Relight è l'unica azienda italiana a riciclare apparecchiature elettriche ed elettroniche in maniera virtuosa. Ed è completamente rosa.

A Rho, a poca distanza dall’area dell’Expo 2015, c’è una miniera. Montagne di vecchi televisori, tubi catodici, elettrodomestici rottamati, computer abbandonati: un cimitero della modernità. La materia da estrarre è lì dentro e ha nomi da romanzo fantasy: ittrio, europio, gadolinio, terbio. Polveri sottilissime e preziose, che in natura si trovano unite ai minerali. Estrarle è difficile e dispendioso. Le hanno chiamate “terre rare”. La Cina ne detiene quasi il monopolio. E se non vogliamo soccombere, dobbiamo darci da fare per recuperarle dagli oggetti elettronici d’uso quotidiano che senza pensarci buttiamo via quando non ci servono più. Meglio andarsi a riprendere quelle polveri tra i rifiuti, quindi. Ma ci vogliono gli impianti giusti, la tecnologia e infine la cultura. Perché riciclare è un gesto collettivo e un’attitudine umana da coltivare, prima che un processo tecnico avanzato. «Credo molto nella condivisione di idee e conquiste raggiunte», spiega Bibiana Ferrari, la“tecnovisionaria” (il titolo glielo hanno conferito davvero) che quindici anni fa, rimasta senza lavoro, fondò la Relight, oggi azienda all’avanguardia nel riciclo di materiali elettronici. «Perciò, abbiamo pensato di offrire a chi viene a Milano per l’Expo una visita guidata alla nostra azienda: far conoscere quello che facciamo è il nostro contributo per nutrire il pianeta».
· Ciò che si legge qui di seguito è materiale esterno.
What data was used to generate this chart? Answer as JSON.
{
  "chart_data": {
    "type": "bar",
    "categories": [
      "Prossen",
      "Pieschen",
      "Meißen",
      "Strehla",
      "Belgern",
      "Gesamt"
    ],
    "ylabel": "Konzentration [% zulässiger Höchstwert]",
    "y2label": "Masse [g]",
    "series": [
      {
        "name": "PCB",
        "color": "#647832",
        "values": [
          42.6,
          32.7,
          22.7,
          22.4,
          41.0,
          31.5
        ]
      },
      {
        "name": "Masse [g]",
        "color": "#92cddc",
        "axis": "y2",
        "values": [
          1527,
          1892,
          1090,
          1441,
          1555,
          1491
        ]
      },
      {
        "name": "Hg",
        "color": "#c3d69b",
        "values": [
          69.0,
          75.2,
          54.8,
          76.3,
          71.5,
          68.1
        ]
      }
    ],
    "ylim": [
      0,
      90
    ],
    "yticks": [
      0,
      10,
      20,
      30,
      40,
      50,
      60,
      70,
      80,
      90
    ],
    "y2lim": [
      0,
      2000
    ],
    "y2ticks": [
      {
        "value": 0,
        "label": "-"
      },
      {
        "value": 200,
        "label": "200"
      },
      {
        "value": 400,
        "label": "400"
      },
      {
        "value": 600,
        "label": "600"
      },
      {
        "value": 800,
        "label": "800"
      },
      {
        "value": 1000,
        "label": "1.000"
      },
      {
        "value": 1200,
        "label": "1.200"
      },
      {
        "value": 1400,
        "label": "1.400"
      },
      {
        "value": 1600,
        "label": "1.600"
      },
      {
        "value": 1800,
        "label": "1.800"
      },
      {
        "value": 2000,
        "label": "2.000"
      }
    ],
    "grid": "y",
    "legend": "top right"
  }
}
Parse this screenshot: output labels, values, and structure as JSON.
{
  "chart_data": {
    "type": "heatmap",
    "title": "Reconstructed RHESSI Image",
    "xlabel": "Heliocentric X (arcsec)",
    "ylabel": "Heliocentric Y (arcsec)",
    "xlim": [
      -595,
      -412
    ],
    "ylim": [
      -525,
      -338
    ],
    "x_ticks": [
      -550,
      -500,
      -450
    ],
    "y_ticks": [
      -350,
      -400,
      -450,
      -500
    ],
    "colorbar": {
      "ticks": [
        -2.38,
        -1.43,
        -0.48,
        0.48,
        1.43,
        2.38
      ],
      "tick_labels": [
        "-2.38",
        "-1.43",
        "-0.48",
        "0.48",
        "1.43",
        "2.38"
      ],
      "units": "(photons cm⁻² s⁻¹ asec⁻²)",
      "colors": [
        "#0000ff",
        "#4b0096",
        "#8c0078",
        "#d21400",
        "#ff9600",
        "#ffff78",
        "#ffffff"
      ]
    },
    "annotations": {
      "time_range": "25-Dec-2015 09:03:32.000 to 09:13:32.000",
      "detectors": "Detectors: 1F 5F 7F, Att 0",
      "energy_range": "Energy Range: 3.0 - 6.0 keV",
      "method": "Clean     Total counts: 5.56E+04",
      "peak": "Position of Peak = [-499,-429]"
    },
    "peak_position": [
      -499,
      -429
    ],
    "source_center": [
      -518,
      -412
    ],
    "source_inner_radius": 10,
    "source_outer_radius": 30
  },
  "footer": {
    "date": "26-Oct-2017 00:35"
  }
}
A Rho, l’imprenditrice ha cominciato con il recupero delle lampade al neon. E pochi mesi fa ha inaugurato l’ultima creatura, un impianto HydroWee realizzato su scala semi industriale, grazie ai fondi europei Horizon 2020. È lì che gli oggetti abbandonati nelle isole ecologiche, triturati e passati al setaccio, ridiventano polvere e materia prima da reinserire nel ciclo produttivo. A ritmo di 165 tonnellate l’anno. Custodi di questo regno hight- tech, dove il 90% di ciò che si rottama prende nuova vita, sono le donne di cui Bibiana si è circondata. Su 40 dipendenti, alla voce “uomini” si contano solo i 12 operai dell’impianto di riciclaggio (tutti stranieri), un manutentore e Daniele, 32 anni, che fa da ponte con la plancia di comando, dove ci sono solo donne e molte giovanissime, comunque “under 52”, età della fondatrice: «Sono io la senior da quando Francesca se ne è andata in pensione. Un distacco sofferto a cui siamo arrivate dopo riduzioni d’orario e part-time somministrati in dosi omeopatiche». Altro che Jobs Act: «Per un’azienda è importantissima la continuità. Formare una persona è un grande sforzo, ma alla fine hai un valore perché hai investito nel capitale umano e te lo tieni stretto». Il fatto che alla Relight questo capitale si declini quasi per intero al femminile ha rappresentato uno stimolo in più a essere alternative, con la “e” finale.

Qui tutto è declinato, anche il concetto di permesso o di orario ridotto: «Se hai bisogno di tempo per stare con i tuoi figli, te lo prendi e ti gestisci in autonomia, lavori da casa se vuoi, tanto siamo sempre tutti collegati. È il nostro socialismo reale», si schermisce la fondatrice. Un mix di flessibilità e responsabilità che fa molto azienda “rosa”: «Non vorrei sembrare una che discrimina però, ho solo messo su una squadra che lavora in armonia e il caso ha voluto che fossimo tutte di un certo genere». Anche se, accanto a questa, c’è un’altra forma di flessibilità che permette alla Relight di sopravvivere: la cooperativa di addetti di cui l’azienda si serve per gestire ritmi di produzione assai variabili da un periodo all’altro dell’anno. «Con il picco a gennaio, dopo le feste di Natale, quando le persone si disfano dei vecchi elettrodomestici». La crisi, ovviamente, si è fatta sentire anche da queste parti: «L’abbiamo affrontata rinegoziando il contratto d’affitto, chiedendo ai nostri autisti di rifornirsi solo nelle stazioni dove la benzina costa di meno, abbiamo introdotto un sistema per spegnere la luce quando non ci serve», spiega Bibiana. Una spending review senza toccare i posti di lavoro e continuando a investire in ricerca. È il modello Rho. Porte aperte per chi vuole conoscerlo.